High-dimensional analysis of ridge regression for non-identically distributed data with a variance profile
Jérémie Bigot, Issa-Mbenard Dabo, Camille Male
TL;DR
This work extends high-dimensional ridge regression analysis to data with non-identically distributed predictors modeled by a variance profile $X_n = \Upsilon_n \circ Z_n$. Using random matrix theory and Dyson-type fixed-point equations, the authors derive deterministic equivalents for the ridge degrees of freedom and for the training and predictive risks, capturing how the ratio $p/n$ and the variance profile shape affect the risk. A key result is that the diagonal of the resolvent $Q_p(z)$ has a deterministic equivalent $T_p(z)$, enabling explicit risk formulas in terms of $T_p(-\lambda)$ and its derivative, and revealing that double descent persists under many variance profiles but can exhibit other shapes (e.g., triple or quadruple descent) for certain profiles. Numerical experiments with synthetic variance profiles and MNIST-based data validate the theory and illustrate the practical impact, offering a tool to analyze ridge regression in heteroscedastic, mixture-like settings and guiding extensions to other estimators and correlated data.
Abstract
High-dimensional linear regression has been thoroughly studied in the context of independent and identically distributed data. We propose to investigate high-dimensional regression models for independent but non-identically distributed data.
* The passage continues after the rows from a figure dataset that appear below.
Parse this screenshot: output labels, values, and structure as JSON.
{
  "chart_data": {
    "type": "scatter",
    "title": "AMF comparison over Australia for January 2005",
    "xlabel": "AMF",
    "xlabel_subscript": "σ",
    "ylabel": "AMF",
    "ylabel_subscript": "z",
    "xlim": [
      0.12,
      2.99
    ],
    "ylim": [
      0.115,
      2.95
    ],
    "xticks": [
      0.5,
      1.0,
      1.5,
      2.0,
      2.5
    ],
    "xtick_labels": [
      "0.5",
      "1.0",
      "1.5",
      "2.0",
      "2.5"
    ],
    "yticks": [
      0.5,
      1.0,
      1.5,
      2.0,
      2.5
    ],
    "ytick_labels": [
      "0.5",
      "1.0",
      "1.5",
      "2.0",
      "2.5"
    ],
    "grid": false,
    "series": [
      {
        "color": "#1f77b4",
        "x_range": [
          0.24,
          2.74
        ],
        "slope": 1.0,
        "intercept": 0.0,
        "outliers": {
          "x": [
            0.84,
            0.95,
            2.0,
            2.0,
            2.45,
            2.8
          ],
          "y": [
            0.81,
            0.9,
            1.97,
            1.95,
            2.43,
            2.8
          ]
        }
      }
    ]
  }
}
To this end, we suppose that the set of observed predictors (or features) is a random matrix with a variance profile and with dimensions growing at a proportional rate. Assuming a random effect model, we study the predictive risk of the ridge estimator for linear regression with such a variance profile. In this setting, we provide deterministic equivalents of this risk and of the degree of freedom of the ridge estimator. For certain class of variance profile, our work highlights the emergence of the well-known double descent phenomenon in high-dimensional regression for the minimum norm least-squares estimator when the ridge regularization parameter goes to zero. We also exhibit variance profiles for which the shape of this predictive risk differs from double descent. The proofs of our results are based on tools from random matrix theory in the presence of a variance profile that have not been considered so far to study regression models. Numerical experiments are provided to show the accuracy of the aforementioned deterministic equivalents on the computation of the predictive risk of ridge regression. We also investigate the similarities and differences that exist with the standard setting of independent and identically distributed data.